# DRINGEND: Wie kann ich ein Objekt kopieren?



## kette25 (13. Januar 2009)

Hallo, ich hatte diese Frage schon einmal gestellt, leider ohne Antwort 
War aber vieleicht auch zwischen den Tagen etwas ungünstig ...  

Deswegen hier noch mal meine Frage, wie man Objekte kopiert:

mit welcher syntax kann ich ein benutzerdefniertes objekt kopieren?
Wenn ich eine einfache Variable habe, z.B. integer, dann geht das ja über "="
z.B. var1=var2

Aber wie muss ich bei einem Object vorgehen?

Beispiel:
Ich habe eine benutzerdefnierte Klasse class1 erzeugt mit einigen Eigenschaften.
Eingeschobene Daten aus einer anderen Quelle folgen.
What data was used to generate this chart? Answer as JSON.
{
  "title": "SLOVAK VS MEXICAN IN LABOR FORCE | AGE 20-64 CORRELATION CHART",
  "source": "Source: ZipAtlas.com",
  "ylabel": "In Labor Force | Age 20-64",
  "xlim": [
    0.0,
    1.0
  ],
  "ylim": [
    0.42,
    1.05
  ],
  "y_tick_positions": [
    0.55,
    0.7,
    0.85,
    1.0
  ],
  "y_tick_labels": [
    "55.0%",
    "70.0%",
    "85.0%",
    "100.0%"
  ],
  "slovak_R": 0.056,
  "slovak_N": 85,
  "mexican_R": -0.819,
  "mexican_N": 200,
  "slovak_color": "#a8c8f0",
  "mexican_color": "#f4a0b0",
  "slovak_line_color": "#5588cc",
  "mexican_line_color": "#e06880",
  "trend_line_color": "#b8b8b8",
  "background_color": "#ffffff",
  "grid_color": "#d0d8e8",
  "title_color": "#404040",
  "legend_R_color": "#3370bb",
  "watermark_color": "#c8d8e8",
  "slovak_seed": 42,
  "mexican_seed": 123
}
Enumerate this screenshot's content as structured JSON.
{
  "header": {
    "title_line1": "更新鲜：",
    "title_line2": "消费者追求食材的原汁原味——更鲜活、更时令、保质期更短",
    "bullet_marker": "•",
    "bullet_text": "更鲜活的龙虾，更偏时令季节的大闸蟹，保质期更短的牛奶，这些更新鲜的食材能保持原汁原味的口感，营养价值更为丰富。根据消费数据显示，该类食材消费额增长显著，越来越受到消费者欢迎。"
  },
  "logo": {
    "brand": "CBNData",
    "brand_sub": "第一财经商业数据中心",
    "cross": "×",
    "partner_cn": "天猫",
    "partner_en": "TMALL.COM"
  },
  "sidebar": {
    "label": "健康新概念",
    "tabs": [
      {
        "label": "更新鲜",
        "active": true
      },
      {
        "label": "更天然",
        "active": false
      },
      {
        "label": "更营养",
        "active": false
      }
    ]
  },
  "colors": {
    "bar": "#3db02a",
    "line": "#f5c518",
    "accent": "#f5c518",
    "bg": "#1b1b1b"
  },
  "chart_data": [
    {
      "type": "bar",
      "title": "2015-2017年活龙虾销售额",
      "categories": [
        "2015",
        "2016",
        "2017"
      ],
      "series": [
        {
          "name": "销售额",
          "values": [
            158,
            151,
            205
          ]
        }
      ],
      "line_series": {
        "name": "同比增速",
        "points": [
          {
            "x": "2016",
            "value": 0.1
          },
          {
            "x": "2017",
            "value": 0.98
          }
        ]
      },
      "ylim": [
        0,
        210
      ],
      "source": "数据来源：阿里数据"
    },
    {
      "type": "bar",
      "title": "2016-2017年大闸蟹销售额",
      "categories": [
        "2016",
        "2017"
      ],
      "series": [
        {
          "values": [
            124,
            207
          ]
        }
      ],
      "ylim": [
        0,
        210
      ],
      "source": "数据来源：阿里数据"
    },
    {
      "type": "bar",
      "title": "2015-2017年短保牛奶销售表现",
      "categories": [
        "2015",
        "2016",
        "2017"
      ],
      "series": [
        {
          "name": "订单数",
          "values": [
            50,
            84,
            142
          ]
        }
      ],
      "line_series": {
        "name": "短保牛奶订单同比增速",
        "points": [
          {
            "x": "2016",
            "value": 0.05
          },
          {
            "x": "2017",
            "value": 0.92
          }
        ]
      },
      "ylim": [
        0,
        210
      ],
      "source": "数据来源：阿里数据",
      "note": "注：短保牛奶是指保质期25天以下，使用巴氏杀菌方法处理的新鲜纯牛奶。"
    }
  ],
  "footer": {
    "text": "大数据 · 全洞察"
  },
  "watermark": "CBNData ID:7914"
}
in Programm selber definiere ich dann zwei objects:
dim obj1 as class1
dim obj2 as class1

'Initialisierung
set obj1 = new class1

'dann einige Eigenschaften in obbj1 festlegen
'.....

'jetzt möchte ich, dass das obj2 die gleichen Eigenschaften wie obj1 erhält
'also quasi obj2=obj1

'wie muss die Syntax sein? Geht das in VB 6.0 überhaupt?

Die gleiche Fragestellung ergibt sich auch für Felder (arrays). Kann ich ein Feld direkt kopieren und geht das nur, in dem ich jeden Eintrag einzeln kopiere?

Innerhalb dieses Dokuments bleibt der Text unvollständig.